Tak więc poznajemy amerykańską rodzinę jak z obrazka. Tłusto sytuowane białe małżeństwo z wymarzonym synem – szkolnym prymusem we wszystkim, czego się tknie. Chłopaka adoptowali jako dziesięciolatka z Erytrei, gdzie był dzieckiem-żołnierzem. Lata terapii i jest amerykański sukces – młodzian zostaje zaszufladkowany jako pokazowe wykorzystanie życiowej szansy. Aż pojawia się pani nauczycielka, która zaczyna mieć wobec chłopaka pewne wątpliwości.

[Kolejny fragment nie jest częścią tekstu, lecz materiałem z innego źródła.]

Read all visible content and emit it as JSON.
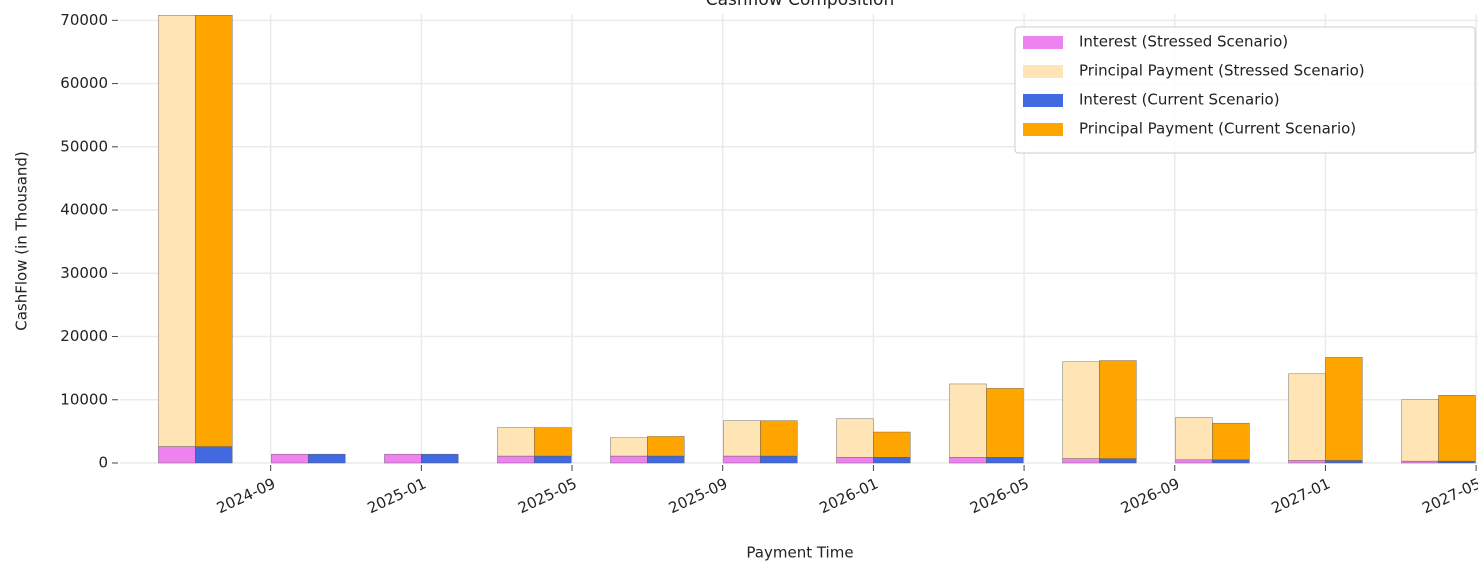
{
  "chart_data": {
    "type": "bar",
    "stacked": true,
    "title": "Cashflow Composition",
    "xlabel": "Payment Time",
    "ylabel": "CashFlow (in Thousand)",
    "x": [
      "2024-07",
      "2024-10",
      "2025-01",
      "2025-04",
      "2025-07",
      "2025-10",
      "2026-01",
      "2026-04",
      "2026-07",
      "2026-10",
      "2027-01",
      "2027-04"
    ],
    "xlim": [
      "2024-05",
      "2027-05"
    ],
    "xticks": [
      "2024-09",
      "2025-01",
      "2025-05",
      "2025-09",
      "2026-01",
      "2026-05",
      "2026-09",
      "2027-01",
      "2027-05"
    ],
    "ylim": [
      0,
      71000
    ],
    "yticks": [
      0,
      10000,
      20000,
      30000,
      40000,
      50000,
      60000,
      70000
    ],
    "grid": true,
    "legend": "upper right",
    "series": [
      {
        "name": "Interest (Stressed Scenario)",
        "color": "#ee82ee",
        "group": "stressed",
        "values": [
          2600,
          1400,
          1400,
          1100,
          1100,
          1100,
          900,
          900,
          700,
          500,
          400,
          300
        ]
      },
      {
        "name": "Principal Payment (Stressed Scenario)",
        "color": "#ffe4b5",
        "group": "stressed",
        "values": [
          68200,
          0,
          0,
          4500,
          2900,
          5600,
          6100,
          11600,
          15300,
          6700,
          13700,
          9700
        ]
      },
      {
        "name": "Interest (Current Scenario)",
        "color": "#4169e1",
        "group": "current",
        "values": [
          2600,
          1400,
          1400,
          1100,
          1100,
          1100,
          900,
          900,
          700,
          500,
          400,
          300
        ]
      },
      {
        "name": "Principal Payment (Current Scenario)",
        "color": "#ffa500",
        "group": "current",
        "values": [
          68200,
          0,
          0,
          4500,
          3100,
          5600,
          4000,
          10900,
          15500,
          5800,
          16300,
          10400
        ]
      }
    ]
  }
}
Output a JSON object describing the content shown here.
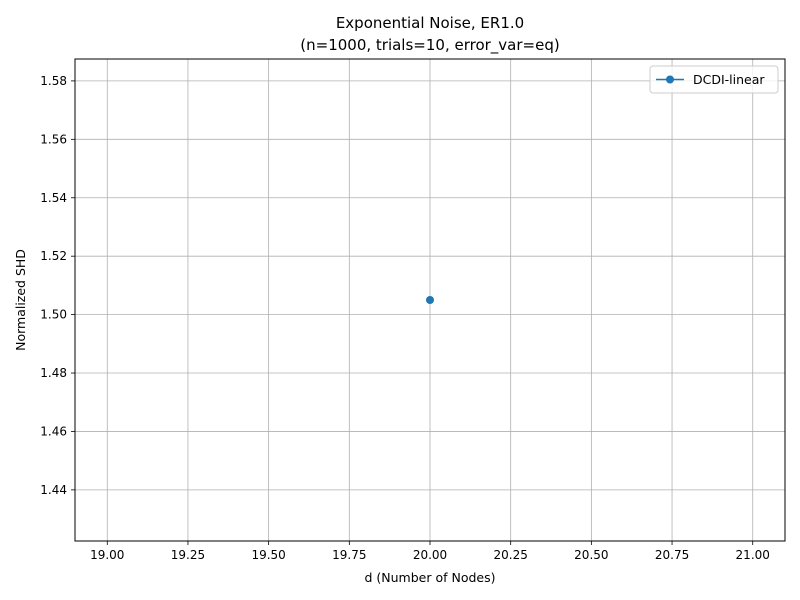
{
  "chart_data": {
    "type": "line",
    "title": "Exponential Noise, ER1.0",
    "subtitle": "(n=1000, trials=10, error_var=eq)",
    "xlabel": "d (Number of Nodes)",
    "ylabel": "Normalized SHD",
    "xlim": [
      18.9,
      21.1
    ],
    "ylim": [
      1.4225,
      1.5875
    ],
    "xticks": [
      "19.00",
      "19.25",
      "19.50",
      "19.75",
      "20.00",
      "20.25",
      "20.50",
      "20.75",
      "21.00"
    ],
    "yticks": [
      "1.44",
      "1.46",
      "1.48",
      "1.50",
      "1.52",
      "1.54",
      "1.56",
      "1.58"
    ],
    "grid": true,
    "legend_position": "top-right",
    "series": [
      {
        "name": "DCDI-linear",
        "color": "#1f77b4",
        "marker": "circle",
        "x": [
          20
        ],
        "y": [
          1.505
        ]
      }
    ]
  }
}
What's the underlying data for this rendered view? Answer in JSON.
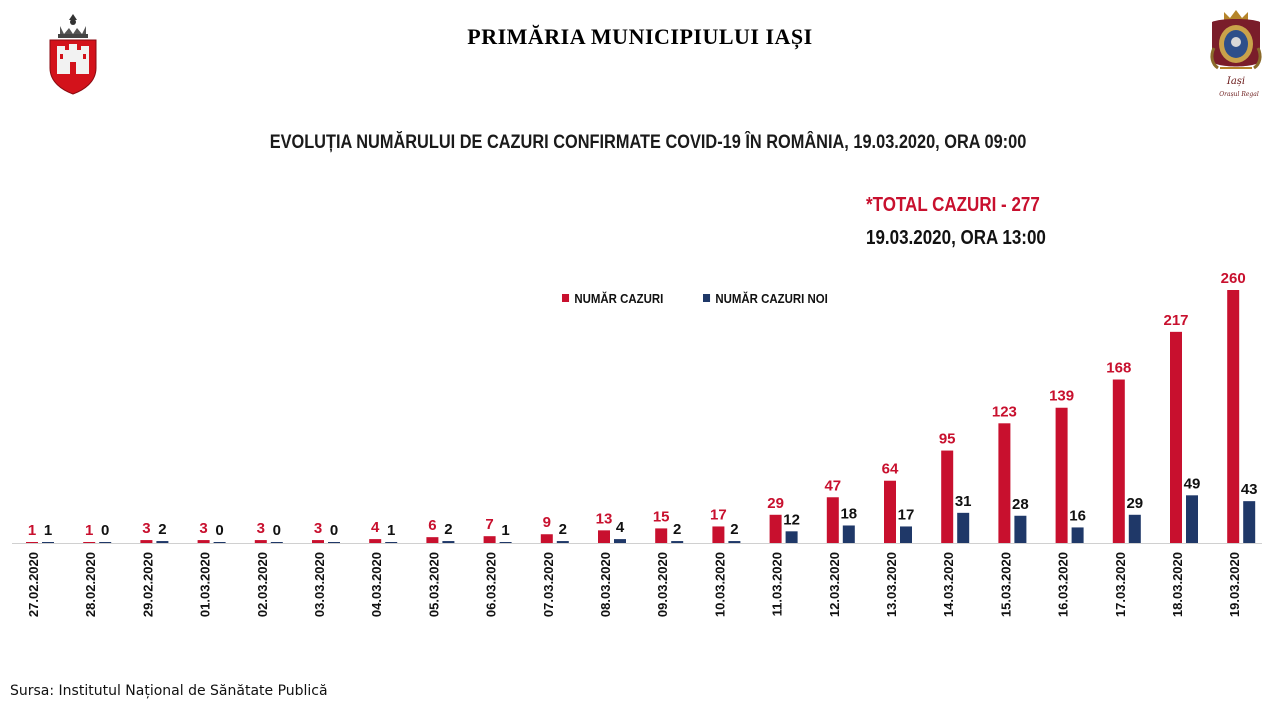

Czegóż to tu nie mamy, oprócz ballady o stereotypach i uprzedzeniach, których jesteśmy niewolnikami? Jest choćby opowieść o pozornie zdrowych relacjach rodzice – dziecko, zakładających wsparcie na całej linii i po grób. Ostatecznie jednak prowokujących pytanie o tego wsparcia granice... Jest historia o szkolnych, czy szerzej społecznych relacjach pełnych podejrzliwości – wywołanej tym, co się dzieje w narodowej tkance. Mamy też inny motyw dotyczący szufladkowania, ustawiony jakby z drugiej strony – jak bardzo ustawienie nas w pewnej pozycji może ułatwiać, a jak utrudniać życie. Mamy wreszcie szyderę z amerykańskiego ideolo-nadęcia i wszelkich towarzyszących temu rytuałów.
I w sumie trudno znaleźć w tym filmie jakieś większe zgrzyty, są tu tylko rachityczne mankamenty, wynikające z tego, że to ekranizacja sztuki teatralnej. Niektóre dialogi brzmią więc nieco za mocno i ideologicznie. Po teatralnemu, że tak powiem. A można je było podrasować paroma bardziej flmowymi grepsami.
Ale to szczególiki, przykrywane choćby przez aktorstwo, bo Tim Roth, Naomi Watts, Octavia Spencer czy młody i świeży Kelvin Harrison jr podkręcają się wzajemnie. Jeśli więc macie ochotę na długie nocne Polaków rozmowy, to polecam. Temat do wyboru.